The signature of the forward function:
def forward(self, x: torch.Tensor, mask: Optional[AttentionMask] = None,
kv_cache: MultilayerKVCache = None) -> MoEUTOutput:
The meaning of the arguments:
x
- input tokens. Shape: [batch size, context length]mask
- optional attention mask. If None, causal mask is automatically used. Pass AttentionMask(None, None) to disable masking.kv_cache
- optional KV cache. Pass an empty dict ({}) to start caching. Otherwise, no KV cache is returned to save memory.
The forward pass returns a MoEUTOutput object, which has 3 fields:
outputs
- output logits. Shape: [batch size, context length, vocabulary size]reg_loss
- scalar regularization loss tensor, to be added to the cross entropy loss.cache
- updated KV cache if caching is enabled (the kv_cache argument for the forward is not None). Pass this to the next forward pass as kv_cache.
The AttentionMask has two optional boolean fields. True if to be removed. If None, they are ignored.
src_length_mask
- for masking padding tokens in sequences. Useful if no autoregressive mask is applied. Shape: [batch size, context length]position_mask
- position mask, e.g. the causal attention mask. Shape: [context length, context length]
If you wish to use MoEUT for something else than language modeling, use MoEUT
instead of MoEUTLM
. The constructor is identical except for no n_tokens
argument. The forward pass format is also identical, except the shape of inputs and outputs is [batch size, context length, d_model].
Configurations used in the paper
We provide the configurations used in the paper in profiles.py
. We have the following options: MoEUT_44M
, MoEUT_126M
, MoEUT_244M
, MoEUT_318M
, MoEUT_727M
, MoEUT_1B
. They are dicts of parameters. Pass them to the constructor as e.g. **MoEUT_1B
.
Useful tips
Try disabling SwitchHead attention for faster speed (att_n_experts=1
). The degradation in predictive performance (perplexity) is minimal, still outperforming the dense baseline. Tested on 244M and 768M scales.
torch.compile() support
torch.compile() is supported with PyTorch >= 2.3.
Project structure
├───moeut - the MoEUT model. Copy this to your project.

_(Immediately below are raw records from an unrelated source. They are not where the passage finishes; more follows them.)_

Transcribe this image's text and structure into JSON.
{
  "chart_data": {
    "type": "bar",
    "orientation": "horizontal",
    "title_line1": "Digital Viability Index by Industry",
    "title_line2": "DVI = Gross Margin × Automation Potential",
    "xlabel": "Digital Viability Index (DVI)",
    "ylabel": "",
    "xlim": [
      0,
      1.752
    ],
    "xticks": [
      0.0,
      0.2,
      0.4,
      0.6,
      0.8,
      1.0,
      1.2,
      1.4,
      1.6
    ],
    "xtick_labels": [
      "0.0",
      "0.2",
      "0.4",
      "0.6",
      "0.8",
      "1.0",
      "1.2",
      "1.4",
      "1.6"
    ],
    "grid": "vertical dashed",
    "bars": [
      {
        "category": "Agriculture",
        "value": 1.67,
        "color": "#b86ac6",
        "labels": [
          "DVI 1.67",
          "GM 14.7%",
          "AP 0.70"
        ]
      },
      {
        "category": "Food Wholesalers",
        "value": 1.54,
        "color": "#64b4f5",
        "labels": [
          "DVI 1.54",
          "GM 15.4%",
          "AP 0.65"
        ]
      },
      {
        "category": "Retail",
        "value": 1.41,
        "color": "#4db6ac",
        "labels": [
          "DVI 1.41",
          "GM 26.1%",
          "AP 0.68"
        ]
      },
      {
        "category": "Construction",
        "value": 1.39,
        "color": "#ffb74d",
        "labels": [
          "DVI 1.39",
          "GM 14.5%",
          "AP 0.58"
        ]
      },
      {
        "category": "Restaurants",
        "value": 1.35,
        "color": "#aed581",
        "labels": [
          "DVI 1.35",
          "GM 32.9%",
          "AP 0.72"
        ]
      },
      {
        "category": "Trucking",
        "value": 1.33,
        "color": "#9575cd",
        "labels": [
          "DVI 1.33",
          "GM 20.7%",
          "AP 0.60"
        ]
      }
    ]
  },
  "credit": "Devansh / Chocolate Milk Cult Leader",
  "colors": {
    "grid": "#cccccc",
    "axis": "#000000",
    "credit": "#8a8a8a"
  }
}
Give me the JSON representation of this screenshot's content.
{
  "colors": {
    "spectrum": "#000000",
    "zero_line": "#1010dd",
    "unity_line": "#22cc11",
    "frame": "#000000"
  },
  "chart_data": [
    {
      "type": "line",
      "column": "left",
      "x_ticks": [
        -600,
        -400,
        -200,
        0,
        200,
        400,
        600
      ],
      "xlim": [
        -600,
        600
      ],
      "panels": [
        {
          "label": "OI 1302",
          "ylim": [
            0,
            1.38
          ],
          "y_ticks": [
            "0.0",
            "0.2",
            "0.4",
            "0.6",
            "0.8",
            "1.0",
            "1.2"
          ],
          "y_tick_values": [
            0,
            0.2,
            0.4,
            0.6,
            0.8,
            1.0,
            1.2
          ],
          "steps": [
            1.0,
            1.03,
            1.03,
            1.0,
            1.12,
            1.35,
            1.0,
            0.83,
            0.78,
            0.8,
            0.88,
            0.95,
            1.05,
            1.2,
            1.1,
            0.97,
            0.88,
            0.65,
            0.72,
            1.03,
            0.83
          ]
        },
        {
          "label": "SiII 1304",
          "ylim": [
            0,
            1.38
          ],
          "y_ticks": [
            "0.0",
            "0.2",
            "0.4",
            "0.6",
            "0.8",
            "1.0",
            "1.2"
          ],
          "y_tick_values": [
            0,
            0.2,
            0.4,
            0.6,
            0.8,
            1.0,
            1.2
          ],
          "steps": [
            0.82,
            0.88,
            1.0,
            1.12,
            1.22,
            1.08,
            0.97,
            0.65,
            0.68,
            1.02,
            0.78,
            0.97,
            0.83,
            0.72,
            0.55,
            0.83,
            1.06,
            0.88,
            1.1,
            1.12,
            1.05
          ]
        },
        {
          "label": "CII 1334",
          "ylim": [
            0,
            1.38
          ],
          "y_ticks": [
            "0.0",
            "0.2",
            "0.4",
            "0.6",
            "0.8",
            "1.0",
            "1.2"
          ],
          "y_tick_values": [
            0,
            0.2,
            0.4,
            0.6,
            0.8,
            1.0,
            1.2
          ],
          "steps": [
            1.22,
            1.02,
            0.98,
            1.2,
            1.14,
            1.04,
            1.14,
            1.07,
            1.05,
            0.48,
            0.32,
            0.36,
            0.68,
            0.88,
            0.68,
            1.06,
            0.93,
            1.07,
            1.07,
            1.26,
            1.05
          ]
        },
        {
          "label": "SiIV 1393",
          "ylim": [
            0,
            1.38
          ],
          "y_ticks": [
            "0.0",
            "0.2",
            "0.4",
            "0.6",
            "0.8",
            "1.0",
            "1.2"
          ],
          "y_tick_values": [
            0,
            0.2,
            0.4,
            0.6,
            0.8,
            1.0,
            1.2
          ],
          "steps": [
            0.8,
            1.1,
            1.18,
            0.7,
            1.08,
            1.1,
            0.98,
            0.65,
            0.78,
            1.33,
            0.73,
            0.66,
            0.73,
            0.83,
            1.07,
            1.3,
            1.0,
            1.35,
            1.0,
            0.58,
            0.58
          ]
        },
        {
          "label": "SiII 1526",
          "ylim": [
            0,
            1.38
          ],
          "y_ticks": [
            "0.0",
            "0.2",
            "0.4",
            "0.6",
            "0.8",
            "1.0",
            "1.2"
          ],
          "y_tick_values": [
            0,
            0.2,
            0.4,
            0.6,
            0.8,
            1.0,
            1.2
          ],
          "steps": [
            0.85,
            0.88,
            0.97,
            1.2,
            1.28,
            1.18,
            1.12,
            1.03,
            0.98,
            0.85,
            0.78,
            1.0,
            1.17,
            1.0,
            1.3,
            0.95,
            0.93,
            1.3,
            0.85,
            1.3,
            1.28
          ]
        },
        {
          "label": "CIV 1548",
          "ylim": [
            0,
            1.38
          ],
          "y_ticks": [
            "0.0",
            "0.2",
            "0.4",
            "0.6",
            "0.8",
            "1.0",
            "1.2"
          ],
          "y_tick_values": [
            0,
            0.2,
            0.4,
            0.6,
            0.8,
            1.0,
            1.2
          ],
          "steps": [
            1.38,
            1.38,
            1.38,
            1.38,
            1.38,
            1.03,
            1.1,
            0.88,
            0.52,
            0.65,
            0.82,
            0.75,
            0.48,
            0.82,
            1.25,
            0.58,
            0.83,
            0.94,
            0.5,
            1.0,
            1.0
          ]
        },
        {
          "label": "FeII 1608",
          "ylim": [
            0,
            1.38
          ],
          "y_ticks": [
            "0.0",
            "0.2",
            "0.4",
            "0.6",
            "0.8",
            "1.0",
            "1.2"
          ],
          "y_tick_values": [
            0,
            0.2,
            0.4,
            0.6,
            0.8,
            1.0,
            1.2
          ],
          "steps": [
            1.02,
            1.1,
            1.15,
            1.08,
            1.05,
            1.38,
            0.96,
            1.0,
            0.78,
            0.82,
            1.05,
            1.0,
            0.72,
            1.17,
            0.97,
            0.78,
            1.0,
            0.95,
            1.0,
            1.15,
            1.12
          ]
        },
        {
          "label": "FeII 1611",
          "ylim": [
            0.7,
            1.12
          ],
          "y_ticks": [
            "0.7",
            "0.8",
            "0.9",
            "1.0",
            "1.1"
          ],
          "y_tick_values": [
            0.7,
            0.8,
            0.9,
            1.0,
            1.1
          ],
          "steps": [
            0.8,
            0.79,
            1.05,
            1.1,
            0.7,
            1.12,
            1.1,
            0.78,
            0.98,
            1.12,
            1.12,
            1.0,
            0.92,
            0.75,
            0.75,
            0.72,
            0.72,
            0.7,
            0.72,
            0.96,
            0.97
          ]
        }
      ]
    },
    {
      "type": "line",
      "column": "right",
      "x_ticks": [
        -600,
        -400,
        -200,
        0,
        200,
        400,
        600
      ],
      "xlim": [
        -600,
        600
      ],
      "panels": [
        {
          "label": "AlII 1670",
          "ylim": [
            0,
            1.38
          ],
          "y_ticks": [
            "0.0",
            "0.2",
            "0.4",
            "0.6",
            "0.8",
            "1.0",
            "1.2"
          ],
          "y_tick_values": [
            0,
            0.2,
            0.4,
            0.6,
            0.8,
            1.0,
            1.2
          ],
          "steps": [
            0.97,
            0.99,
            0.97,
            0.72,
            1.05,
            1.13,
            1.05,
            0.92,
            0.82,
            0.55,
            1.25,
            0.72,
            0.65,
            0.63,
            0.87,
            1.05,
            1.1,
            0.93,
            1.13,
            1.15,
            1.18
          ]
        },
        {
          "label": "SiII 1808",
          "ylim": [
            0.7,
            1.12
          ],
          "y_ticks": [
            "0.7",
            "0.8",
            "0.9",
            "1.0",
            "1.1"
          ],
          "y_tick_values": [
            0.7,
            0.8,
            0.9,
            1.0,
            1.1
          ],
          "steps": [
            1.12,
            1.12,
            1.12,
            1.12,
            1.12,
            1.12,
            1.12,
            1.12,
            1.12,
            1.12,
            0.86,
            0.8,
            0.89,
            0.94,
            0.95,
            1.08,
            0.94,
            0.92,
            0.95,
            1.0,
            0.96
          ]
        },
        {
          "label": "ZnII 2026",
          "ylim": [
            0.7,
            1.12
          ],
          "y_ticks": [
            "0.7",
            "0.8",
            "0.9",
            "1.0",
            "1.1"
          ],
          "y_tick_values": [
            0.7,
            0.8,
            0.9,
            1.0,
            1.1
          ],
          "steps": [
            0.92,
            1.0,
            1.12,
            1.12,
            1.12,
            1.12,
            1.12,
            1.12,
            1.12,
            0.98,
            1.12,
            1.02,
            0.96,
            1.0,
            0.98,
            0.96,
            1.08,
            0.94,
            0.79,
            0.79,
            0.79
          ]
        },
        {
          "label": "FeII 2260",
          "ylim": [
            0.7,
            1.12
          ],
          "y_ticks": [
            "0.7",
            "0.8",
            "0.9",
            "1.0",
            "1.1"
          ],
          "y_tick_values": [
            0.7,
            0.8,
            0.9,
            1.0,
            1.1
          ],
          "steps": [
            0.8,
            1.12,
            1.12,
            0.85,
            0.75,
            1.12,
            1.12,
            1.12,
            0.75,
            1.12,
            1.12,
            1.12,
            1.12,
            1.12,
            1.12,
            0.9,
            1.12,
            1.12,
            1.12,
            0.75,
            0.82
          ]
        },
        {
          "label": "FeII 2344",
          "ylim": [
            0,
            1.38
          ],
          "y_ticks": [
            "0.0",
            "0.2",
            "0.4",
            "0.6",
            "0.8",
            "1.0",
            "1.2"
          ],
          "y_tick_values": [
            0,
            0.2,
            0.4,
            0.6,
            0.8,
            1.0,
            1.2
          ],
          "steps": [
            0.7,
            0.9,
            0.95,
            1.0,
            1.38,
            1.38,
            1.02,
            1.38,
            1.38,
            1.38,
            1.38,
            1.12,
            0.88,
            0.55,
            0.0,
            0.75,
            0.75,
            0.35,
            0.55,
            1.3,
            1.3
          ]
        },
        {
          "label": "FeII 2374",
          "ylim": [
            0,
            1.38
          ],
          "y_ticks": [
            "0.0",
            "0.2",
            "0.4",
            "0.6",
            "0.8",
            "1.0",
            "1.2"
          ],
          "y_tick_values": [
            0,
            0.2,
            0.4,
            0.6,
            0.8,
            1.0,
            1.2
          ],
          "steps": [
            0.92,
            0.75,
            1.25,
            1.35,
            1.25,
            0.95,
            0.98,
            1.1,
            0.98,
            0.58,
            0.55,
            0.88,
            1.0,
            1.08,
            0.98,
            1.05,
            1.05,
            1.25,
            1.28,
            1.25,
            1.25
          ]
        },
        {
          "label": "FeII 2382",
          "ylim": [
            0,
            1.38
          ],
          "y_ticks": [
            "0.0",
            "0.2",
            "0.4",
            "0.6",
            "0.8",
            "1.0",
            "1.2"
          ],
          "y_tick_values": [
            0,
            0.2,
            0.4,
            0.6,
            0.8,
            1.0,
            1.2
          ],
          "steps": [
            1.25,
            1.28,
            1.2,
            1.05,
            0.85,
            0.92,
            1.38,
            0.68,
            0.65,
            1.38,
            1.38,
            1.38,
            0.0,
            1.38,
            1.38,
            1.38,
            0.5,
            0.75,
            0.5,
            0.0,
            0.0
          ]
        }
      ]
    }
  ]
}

│ ├─ cvmm.py - the CVMM Triton kernel.
│ └─ moeut.py - the implementation of MoEUT
│
├───example.py - an example forward-backward pass.
├───profiles.py - default configurations used in the paper.
├───LICENSE - MIT License.
└───README.md - this documentation.
Known issues
Triton seems to be broken on Volta GPUs when using float16 starting from PyTorch 2.2 onwards (see github issue). Until the PyTorch team does not fix the issue, please downgrade to PyTorch 2.1 or disable AMP if you have Volta GPUs.